The NAG Greenpoint-Williamsburg ToxiCity Map is an interactive map of toxic “hot spots” in Greenpoint and Williamsburg. Data used to compile this map came from city, state and federal sources, guided by on-the-ground knowledge from local activists. The map contains data to help residents and activists understand neighborhood trends such as population density, asthma hospital visits, and locate some specific sites such as former NuHart Plastics factory and the Exxon oil spill. Sites that have already been remediated and sites that require future remediation are included on this map.

This map was originally developed in 2014, built collaboratively between the Spatial Analysis and Visualization Initiative (SAVI), North Brooklyn Neighbors (at the time NAG, Neighbors Allied for Good Growth), and funding from the NYS Department of Environmental Conservation.

It should be noted that a second version of this map and concept are under development to address the continuity and update of data to more effectively communicate information as it relates to NBN’s current campaigns. The new map will provide an intuitive user interface that community members and stakeholders can use to not only keep up with NBN’s campaigns but participate in the currency of information. Logging data and submitted user experiences, NBN will be able to modify content of this map to respond directly to community input.

NBN hopes that this project will help the community better understand the environmental concerns in the area they live in and ultimately to improve the health and well-being of the community by motivating and empowering community members to be more engaged in their local governing and policy-making process.

GIS and interactive mapping consultation was from the Spatial Analysis and Visualization Initiative (SAVI) at Pratt Institute. The mapping platform for this project was generously donated through CartoDB.

unARchived

Abraham Avnisan
Kent State University

Christian Anderson
University of Washington Bothell

Amir Sheikh
Independent Scholar

unARchived
https://unarchived.org/

Gallery Project Statement

unARchived is a mobile publishing platform and accompanying website that uses geolocation and augmented reality to explore critical histories and narratives of place. Created in collaboration with The People’s Geography of Seattle, as well as undergraduate students at University of Washington Bothell, unARchived is an open-source project designed to enable the creation and distribution of content by and for the public. Using augmented reality technologies, the project engages with archival documents in order to reveal changes in the built environment over time, spark critical conversations about those changes, and highlight efforts to create more just and equitable urban futures. By overlaying current buildings and landmarks with images, historical documents, stories, and other qualitatively rich content, the app can present the changing history of particular places in any number of unique and interactive ways.
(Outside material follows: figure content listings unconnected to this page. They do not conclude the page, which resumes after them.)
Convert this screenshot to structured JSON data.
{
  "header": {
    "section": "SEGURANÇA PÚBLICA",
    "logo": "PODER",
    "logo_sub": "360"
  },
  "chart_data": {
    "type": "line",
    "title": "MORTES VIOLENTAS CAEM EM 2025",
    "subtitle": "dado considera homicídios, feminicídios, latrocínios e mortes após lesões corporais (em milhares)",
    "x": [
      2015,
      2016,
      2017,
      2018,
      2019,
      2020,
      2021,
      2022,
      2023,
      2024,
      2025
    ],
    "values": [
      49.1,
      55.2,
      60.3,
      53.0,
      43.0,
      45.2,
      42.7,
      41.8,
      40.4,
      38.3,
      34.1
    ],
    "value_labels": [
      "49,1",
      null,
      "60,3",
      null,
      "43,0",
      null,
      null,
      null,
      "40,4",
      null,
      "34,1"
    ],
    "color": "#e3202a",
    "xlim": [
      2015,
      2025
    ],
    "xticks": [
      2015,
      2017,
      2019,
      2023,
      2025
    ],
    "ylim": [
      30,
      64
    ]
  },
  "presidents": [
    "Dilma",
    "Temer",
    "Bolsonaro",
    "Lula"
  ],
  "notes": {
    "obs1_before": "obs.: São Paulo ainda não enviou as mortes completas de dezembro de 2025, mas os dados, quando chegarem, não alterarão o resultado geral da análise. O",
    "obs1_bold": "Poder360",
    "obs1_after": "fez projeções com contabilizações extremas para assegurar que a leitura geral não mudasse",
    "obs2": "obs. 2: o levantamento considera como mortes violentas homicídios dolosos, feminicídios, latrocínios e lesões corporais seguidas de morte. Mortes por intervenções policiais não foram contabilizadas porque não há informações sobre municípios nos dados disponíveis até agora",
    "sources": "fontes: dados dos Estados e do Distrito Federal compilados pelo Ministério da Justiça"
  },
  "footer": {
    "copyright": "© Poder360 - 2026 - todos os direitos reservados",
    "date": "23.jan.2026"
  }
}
As we have been developing and piloting unARchived, we have focused on Pioneer Square, Seattle’s oldest neighborhood, to show some modest examples of what the platform can do. As the project continues to develop, the app will empower communities with different experiences of these histories to create and share their own narratives. Eventually, we’d love to collaborate with communities and support them in creating and sharing their own experiences using the platform.

We hope unARchived will become a tool to facilitate serious analysis and conversation about development, displacement, community, urban culture and ecology, the promises and perils of technology, and other tensions that have been with the city since its founding, and which continue to be actively negotiated in the present. Ultimately, we hope unARchived will become a multi-sited, multi-layered collective project spanning multiple communities and extending beyond the city of Seattle.